Winnie Lam, Secretary-General of the Vietnam-Hong Kong Business Association, told the South China Morning Post that many Chinese Hong Kong and mainland investors in Vietnam have also taken similar approaches, expanding markets outside the US. She said that Trump's remarks would only provide "temporary relief" for Vietnamese exporters, and many companies are "taking clear actions to diversify and reduce dependence on the US market."

"In short, the world belongs to them now, and they must bravely take steps to enter other markets which were already in their consideration and are now accelerating expansion," Winnie Lam said. "The textile industry is showing through action that the US cannot make them go back."

Workers ironing clothes in a Vietnamese factory, US media

The report mentioned that the Vietnamese government is making efforts to persuade Trump to lower tariffs.

Data shows that foreign capital has poured into Vietnam this year. So far, foreign direct investment has grown by 40% compared to the same period in 2024, with more than $1.5 billion in new capital coming from China, making China the second-largest source of foreign direct investment after Singapore.

According to a previous report by The New York Times, Vietnamese officials are eager to reach an agreement before the 90-day suspension period of "reciprocal tariffs" ends in early July.

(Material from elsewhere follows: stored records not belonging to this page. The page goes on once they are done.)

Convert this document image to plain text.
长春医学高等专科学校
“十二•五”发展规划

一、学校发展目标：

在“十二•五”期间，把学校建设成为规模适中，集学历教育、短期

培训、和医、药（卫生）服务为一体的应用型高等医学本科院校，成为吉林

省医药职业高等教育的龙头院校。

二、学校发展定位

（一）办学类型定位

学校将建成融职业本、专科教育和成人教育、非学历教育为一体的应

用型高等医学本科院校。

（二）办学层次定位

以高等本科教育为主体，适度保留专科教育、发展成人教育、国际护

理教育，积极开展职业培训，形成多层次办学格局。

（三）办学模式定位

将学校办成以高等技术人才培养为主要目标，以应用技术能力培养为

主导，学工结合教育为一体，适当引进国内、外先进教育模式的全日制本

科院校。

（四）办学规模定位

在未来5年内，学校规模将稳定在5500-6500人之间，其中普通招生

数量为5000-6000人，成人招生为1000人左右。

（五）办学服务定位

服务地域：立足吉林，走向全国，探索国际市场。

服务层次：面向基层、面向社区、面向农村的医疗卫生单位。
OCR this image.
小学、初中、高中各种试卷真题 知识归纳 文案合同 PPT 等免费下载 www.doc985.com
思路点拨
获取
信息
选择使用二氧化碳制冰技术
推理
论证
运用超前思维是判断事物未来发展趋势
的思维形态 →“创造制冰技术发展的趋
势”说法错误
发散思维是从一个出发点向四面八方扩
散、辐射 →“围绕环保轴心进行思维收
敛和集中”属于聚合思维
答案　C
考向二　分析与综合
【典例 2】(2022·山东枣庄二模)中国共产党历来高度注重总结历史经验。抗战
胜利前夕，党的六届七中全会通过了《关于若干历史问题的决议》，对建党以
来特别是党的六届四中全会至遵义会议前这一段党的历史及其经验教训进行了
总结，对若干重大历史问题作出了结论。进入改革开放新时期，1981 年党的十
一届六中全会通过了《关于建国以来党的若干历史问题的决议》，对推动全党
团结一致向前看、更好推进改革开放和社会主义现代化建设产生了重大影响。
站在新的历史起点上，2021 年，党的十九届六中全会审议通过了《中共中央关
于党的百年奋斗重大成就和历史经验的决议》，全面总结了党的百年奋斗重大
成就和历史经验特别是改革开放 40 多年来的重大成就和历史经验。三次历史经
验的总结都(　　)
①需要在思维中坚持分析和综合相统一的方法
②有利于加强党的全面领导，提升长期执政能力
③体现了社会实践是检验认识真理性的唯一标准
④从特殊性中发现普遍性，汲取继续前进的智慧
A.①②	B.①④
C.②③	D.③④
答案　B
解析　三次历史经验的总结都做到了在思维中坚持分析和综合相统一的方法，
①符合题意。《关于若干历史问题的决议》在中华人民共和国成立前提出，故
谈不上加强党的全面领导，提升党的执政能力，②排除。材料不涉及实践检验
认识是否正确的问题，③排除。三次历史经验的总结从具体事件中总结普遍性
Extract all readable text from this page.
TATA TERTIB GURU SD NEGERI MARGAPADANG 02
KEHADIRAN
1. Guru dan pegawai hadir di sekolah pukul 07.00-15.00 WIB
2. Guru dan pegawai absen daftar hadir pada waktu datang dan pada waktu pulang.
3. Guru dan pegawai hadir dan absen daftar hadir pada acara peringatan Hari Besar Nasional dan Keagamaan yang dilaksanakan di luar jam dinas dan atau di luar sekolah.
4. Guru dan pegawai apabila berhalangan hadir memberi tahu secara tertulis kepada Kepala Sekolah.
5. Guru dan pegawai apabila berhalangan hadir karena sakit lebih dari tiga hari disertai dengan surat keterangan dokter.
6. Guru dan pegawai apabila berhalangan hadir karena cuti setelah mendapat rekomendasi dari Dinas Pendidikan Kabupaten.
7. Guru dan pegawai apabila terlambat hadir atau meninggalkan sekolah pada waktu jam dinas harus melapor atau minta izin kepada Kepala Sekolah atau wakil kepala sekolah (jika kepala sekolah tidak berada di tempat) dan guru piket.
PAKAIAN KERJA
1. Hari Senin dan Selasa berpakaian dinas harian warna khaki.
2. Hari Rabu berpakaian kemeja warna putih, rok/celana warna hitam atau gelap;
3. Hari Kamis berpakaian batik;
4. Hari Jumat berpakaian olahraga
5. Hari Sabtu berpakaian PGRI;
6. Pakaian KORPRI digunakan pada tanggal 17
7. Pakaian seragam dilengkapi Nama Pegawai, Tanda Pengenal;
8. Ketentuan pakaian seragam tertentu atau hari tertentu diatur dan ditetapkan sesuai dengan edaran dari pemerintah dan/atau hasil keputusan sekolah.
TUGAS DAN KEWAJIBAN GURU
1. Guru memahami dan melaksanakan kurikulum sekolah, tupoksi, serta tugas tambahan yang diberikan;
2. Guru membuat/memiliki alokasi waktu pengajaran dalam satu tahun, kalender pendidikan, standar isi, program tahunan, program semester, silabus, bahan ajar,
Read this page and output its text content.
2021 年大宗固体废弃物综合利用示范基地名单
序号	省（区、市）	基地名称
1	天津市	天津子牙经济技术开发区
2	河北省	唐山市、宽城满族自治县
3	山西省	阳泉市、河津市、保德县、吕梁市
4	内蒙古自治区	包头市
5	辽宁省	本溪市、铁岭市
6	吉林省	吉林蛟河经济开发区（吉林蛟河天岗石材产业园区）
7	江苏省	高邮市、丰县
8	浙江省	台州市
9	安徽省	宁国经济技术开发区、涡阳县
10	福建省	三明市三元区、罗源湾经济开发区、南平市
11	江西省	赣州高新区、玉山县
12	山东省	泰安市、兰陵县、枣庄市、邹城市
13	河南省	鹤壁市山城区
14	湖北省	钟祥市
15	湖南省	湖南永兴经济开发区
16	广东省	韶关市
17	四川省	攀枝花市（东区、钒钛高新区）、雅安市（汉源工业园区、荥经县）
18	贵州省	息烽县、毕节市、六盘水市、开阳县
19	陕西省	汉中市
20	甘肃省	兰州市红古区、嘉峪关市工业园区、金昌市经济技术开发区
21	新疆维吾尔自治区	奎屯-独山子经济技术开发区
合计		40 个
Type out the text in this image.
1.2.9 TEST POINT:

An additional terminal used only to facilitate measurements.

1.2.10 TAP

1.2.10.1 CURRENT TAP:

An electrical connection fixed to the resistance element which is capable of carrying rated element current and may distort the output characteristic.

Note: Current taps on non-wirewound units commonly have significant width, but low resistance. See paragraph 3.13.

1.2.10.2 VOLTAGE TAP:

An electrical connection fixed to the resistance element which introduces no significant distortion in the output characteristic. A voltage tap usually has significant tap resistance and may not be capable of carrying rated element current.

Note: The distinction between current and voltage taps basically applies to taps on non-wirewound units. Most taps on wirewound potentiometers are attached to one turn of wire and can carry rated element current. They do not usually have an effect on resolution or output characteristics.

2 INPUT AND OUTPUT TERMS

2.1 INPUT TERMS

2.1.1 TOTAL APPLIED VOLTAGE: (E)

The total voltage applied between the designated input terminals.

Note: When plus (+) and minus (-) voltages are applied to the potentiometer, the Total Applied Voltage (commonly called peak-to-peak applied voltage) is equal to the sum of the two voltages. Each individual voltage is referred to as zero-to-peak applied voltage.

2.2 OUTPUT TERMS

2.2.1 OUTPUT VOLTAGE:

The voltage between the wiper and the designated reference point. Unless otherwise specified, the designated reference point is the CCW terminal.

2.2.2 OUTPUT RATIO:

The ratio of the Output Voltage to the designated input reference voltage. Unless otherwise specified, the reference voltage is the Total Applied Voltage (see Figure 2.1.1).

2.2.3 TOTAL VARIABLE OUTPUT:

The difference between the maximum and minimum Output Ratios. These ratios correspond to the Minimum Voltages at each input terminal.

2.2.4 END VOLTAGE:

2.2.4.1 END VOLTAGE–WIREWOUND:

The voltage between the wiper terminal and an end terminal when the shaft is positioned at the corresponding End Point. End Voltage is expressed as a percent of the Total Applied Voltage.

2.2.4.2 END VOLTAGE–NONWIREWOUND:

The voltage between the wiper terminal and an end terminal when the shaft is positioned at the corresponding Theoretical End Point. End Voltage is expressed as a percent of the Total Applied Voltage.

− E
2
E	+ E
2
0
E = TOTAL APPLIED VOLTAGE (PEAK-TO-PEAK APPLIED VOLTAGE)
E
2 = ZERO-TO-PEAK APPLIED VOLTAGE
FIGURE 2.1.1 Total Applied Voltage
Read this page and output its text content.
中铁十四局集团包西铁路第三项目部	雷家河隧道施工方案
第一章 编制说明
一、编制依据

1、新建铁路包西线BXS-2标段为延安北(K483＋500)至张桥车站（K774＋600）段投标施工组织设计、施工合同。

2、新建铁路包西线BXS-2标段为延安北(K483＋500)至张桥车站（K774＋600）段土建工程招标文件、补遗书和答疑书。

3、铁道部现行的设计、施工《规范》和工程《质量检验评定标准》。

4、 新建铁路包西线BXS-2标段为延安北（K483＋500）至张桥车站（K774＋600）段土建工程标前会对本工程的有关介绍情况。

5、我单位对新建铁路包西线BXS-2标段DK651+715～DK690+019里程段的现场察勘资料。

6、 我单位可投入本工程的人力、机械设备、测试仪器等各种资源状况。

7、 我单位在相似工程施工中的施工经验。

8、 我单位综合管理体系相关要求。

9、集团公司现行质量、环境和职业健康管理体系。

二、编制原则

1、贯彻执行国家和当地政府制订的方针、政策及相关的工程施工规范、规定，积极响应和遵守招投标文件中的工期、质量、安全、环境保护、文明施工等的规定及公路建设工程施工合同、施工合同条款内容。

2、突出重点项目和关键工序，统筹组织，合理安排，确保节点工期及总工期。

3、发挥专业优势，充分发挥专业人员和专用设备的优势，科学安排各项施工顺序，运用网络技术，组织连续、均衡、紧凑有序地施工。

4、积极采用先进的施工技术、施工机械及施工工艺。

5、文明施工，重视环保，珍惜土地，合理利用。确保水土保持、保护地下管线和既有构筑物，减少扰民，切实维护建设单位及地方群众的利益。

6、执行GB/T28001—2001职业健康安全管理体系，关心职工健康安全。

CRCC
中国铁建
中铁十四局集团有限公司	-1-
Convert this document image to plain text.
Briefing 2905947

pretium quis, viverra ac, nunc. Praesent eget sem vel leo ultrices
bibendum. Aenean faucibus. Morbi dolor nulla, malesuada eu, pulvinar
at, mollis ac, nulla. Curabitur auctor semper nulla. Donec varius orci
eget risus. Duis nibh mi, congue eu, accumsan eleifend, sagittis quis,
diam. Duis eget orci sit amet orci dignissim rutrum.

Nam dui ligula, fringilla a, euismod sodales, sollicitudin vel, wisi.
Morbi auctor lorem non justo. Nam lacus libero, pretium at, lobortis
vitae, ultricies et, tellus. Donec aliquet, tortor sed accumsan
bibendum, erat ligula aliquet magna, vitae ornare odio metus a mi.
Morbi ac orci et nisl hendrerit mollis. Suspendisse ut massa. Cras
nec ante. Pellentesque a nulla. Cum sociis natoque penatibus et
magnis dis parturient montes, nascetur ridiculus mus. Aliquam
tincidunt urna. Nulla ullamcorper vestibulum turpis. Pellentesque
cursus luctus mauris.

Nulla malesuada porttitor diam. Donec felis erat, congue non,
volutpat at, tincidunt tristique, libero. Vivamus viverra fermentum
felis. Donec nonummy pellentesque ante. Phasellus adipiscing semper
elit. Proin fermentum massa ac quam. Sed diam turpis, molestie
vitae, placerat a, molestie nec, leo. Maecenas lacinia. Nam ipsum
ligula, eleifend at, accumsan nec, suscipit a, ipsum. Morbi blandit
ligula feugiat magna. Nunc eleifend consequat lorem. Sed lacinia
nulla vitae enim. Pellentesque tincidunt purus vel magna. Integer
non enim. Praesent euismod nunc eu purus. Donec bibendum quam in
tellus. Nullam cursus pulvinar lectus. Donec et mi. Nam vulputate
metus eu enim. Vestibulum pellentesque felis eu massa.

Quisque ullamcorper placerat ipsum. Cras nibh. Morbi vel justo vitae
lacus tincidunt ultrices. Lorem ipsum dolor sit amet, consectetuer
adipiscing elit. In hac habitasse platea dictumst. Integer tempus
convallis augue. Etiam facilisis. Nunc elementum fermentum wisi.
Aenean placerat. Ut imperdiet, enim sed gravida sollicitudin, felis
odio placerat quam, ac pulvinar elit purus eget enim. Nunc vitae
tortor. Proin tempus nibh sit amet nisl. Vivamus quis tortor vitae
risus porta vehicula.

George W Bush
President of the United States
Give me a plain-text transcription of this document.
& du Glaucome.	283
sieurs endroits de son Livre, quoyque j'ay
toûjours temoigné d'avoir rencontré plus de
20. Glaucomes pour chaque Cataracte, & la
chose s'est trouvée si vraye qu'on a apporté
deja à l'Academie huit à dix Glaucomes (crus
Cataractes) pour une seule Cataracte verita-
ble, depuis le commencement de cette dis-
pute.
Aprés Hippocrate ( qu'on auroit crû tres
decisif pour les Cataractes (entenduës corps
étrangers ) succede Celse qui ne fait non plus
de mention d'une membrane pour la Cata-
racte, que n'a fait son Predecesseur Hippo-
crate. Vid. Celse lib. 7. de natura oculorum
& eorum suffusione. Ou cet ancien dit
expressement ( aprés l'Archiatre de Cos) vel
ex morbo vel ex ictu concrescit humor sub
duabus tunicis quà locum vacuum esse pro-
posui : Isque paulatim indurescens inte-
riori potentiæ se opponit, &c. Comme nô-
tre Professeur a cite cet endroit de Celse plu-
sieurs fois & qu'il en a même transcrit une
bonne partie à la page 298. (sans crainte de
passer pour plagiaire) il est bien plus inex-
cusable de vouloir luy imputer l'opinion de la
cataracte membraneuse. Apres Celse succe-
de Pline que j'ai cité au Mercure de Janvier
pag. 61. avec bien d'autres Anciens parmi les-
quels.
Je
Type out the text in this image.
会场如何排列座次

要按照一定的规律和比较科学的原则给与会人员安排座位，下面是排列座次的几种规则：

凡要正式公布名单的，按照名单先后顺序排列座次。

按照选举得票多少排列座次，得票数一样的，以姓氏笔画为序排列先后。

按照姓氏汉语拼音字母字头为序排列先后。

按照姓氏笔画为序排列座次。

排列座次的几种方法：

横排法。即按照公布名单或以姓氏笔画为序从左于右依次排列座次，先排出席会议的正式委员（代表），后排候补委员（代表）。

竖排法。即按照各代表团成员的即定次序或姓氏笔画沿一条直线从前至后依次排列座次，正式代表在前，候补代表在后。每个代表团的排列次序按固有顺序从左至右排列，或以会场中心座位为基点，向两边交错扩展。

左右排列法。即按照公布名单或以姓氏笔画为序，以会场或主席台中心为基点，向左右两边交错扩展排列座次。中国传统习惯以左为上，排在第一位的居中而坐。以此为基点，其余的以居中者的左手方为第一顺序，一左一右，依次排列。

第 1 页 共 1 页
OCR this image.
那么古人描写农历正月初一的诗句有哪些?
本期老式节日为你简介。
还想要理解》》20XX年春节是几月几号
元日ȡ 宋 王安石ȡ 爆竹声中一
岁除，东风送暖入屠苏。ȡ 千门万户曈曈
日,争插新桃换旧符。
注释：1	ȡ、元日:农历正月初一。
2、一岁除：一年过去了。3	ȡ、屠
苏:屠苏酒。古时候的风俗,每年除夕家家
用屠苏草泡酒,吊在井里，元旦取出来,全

However, a trade agreement between the US and Vietnam remains distant, with Trump's targeting of China being one of the obstacles.

The report stated that in recent years, many Chinese enterprises have extended production lines to Vietnam. These are legitimate flows in the supply chain, but the Trump administration tried to redefine them as "illegal transshipment," pressuring Vietnam to crack down hard and sever ties with China’s supply chain. Analysts pointed out that this puts heavy pressure on countries dependent on China for production and exports. For Asian countries, cutting ties with China’s supply chain would take decades and come at a great cost.

Deborah Elms, head of trade policy at Hinrich Foundation, pointed out: "The US seems to assume that all products from China are default transshipments and thus intends to suppress every product from China. Governments in Asia are being asked by the US to redefine supply chains, but this could take decades to complete. And what benefits there are from this remains unknown."